$$K=\frac{B}{A-B} $$ $$A>B>0$$
Is it possible to prove mathematically that as I increase A and B (by different numbers), while keeping A>B, K will also increase? My thought is as we increase both A and B, A-B will get closer to 0, which will increase K.
On
let $f(x) = {1 \over x-1}$ and note that for $x>1$ that $f$ is decreasing.
You have $K = f({A \over B})$. Note that I can increase both $A,B$ (while maintaining $A > B$) and have the value of ${A \over B}$ increase or decrease.

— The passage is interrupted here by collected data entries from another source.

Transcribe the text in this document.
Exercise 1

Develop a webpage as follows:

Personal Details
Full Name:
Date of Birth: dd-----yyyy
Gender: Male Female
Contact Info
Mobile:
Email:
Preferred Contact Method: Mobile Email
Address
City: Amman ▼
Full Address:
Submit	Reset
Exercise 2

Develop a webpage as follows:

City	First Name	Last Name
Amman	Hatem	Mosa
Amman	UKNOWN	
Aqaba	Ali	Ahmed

Hence $K$ can increase or decrease.
If ${A \over B}$ increases then $K$ will decrease.
On
We can use the total differential to check this :
$$K=\frac B {A-B}$$
$$dK = \frac {\partial K}{\partial A} dA + \frac{\partial K}{\partial B}dB$$
$$dK = \left(\frac {-B}{(A-B)^2}\right){}dA + \left( \frac 1{A-B} + \frac{B}{(A-B)^2}\right)dB$$
$$dK = \left({\frac {-B}{(A-B)^2}}\right){}dA + \left(\frac{A}{(A-B)^2}\right)dB$$
$$dK = \left( \frac 1 {(A-B)^2}\right)\left( -BdA+AdB \right)$$
So we have three possibilities :
$dK > 0$ This requires $AdB > BdA$
$dK=0$ This requires $AdB=BdA$
$dK < 0$ This requires $AdB < BdA$
My thought is as we increase both A and B, A-B will get closer to 0, which will increase K.

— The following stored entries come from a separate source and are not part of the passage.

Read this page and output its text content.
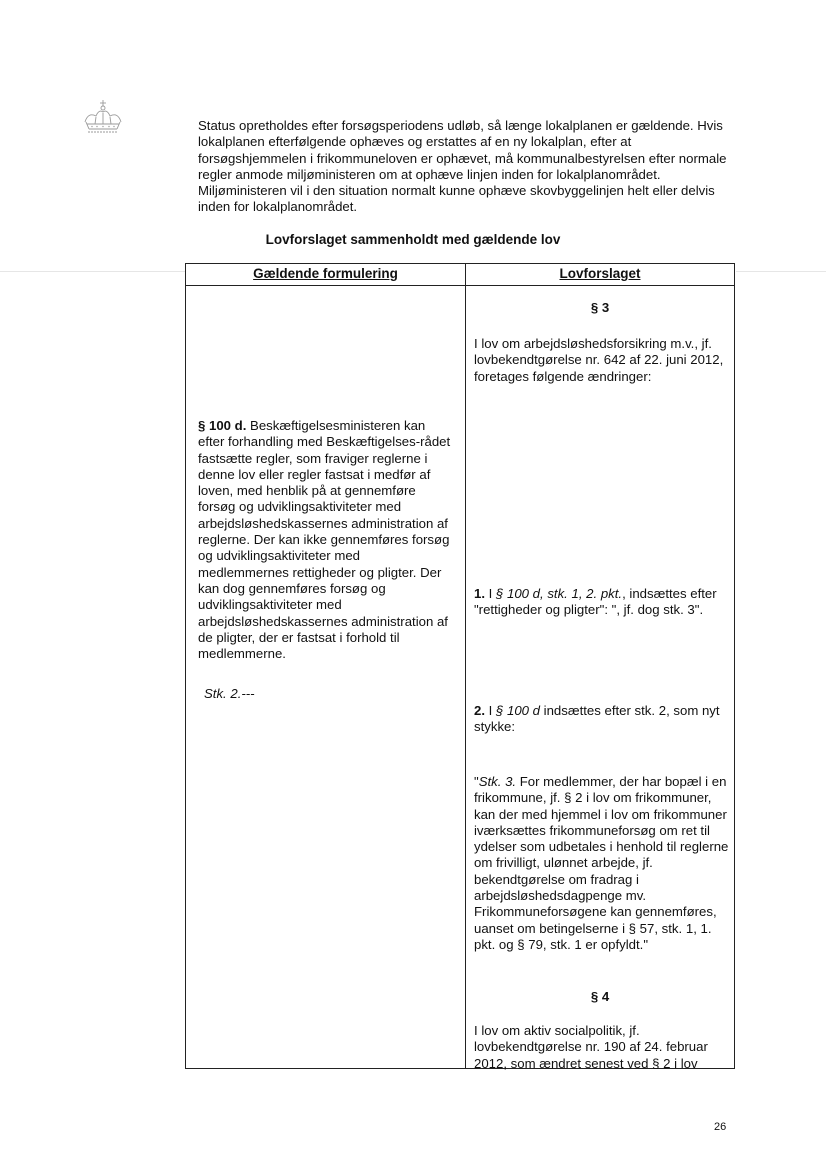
Status opretholdes efter forsøgsperiodens udløb, så længe lokalplanen er gældende. Hvis lokalplanen efterfølgende ophæves og erstattes af en ny lokalplan, efter at forsøgshjemmelen i frikommuneloven er ophævet, må kommunalbestyrelsen efter normale regler anmode miljøministeren om at ophæve linjen inden for lokalplanområdet. Miljøministeren vil i den situation normalt kunne ophæve skovbyggelinjen helt eller delvis inden for lokalplanområdet.

Lovforslaget sammenholdt med gældende lov

Gældende formulering	Lovforslaget

§ 100 d. Beskæftigelsesministeren kan efter forhandling med Beskæftigelses-rådet fastsætte regler, som fraviger reglerne i denne lov eller regler fastsat i medfør af loven, med henblik på at gennemføre forsøg og udviklingsaktiviteter med arbejdsløshedskassernes administration af reglerne. Der kan ikke gennemføres forsøg og udviklingsaktiviteter med medlemmernes rettigheder og pligter. Der kan dog gennemføres forsøg og udviklingsaktiviteter med arbejdsløshedskassernes administration af de pligter, der er fastsat i forhold til medlemmerne.

Stk. 2.---

§ 3

I lov om arbejdsløshedsforsikring m.v., jf. lovbekendtgørelse nr. 642 af 22. juni 2012, foretages følgende ændringer:

1. I § 100 d, stk. 1, 2. pkt., indsættes efter "rettigheder og pligter": ", jf. dog stk. 3".

2. I § 100 d indsættes efter stk. 2, som nyt stykke:

"Stk. 3. For medlemmer, der har bopæl i en frikommune, jf. § 2 i lov om frikommuner, kan der med hjemmel i lov om frikommuner iværksættes frikommuneforsøg om ret til ydelser som udbetales i henhold til reglerne om frivilligt, ulønnet arbejde, jf. bekendtgørelse om fradrag i arbejdsløshedsdagpenge mv. Frikommuneforsøgene kan gennemføres, uanset om betingelserne i § 57, stk. 1, 1. pkt. og § 79, stk. 1 er opfyldt."

§ 4

I lov om aktiv socialpolitik, jf. lovbekendtgørelse nr. 190 af 24. februar 2012, som ændret senest ved § 2 i lov

26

So this is not generally true. The effect will depend on the relative values of $A$, $B$ and the changes in those values. The condition $A>B$ does not change this.

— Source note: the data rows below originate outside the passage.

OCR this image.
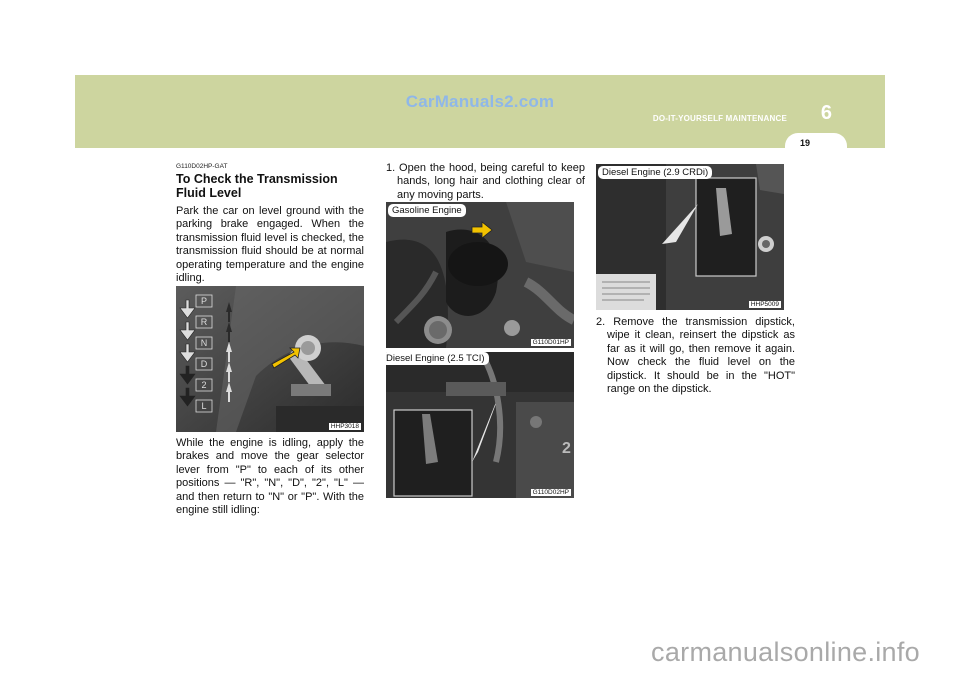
CarManuals2.com
DO-IT-YOURSELF MAINTENANCE 6
19
G110D02HP-GAT
To Check the Transmission Fluid Level
Park the car on level ground with the parking brake engaged. When the transmission fluid level is checked, the transmission fluid should be at normal operating temperature and the engine idling.
P
R
N
D
2
L
HHP3018
While the engine is idling, apply the brakes and move the gear selector lever from "P" to each of its other positions — "R", "N", "D", "2", "L" — and then return to "N" or "P". With the engine still idling:
1. Open the hood, being careful to keep hands, long hair and clothing clear of any moving parts.
Gasoline Engine
G110D01HP
2
Diesel Engine (2.5 TCI)
G110D02HP
Diesel Engine (2.9 CRDi)
HHP5009
2. Remove the transmission dipstick, wipe it clean, reinsert the dipstick as far as it will go, then remove it again. Now check the fluid level on the dipstick. It should be in the "HOT" range on the dipstick.
carmanualsonline.info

$K$ needs not increase because you can take $A = 2B \implies K = \dfrac{1}{2}$ a constant. And to see $K$ could even be decreasing, you can take $A = B^2\implies K = \dfrac{B}{B^2-B} = \dfrac{1}{B-1}, B > 1$ clearly decreases as $B$ increases. And to show the possibility for $K$ to increase, simply take $A = B+1\implies K = B$ will increase with $B$.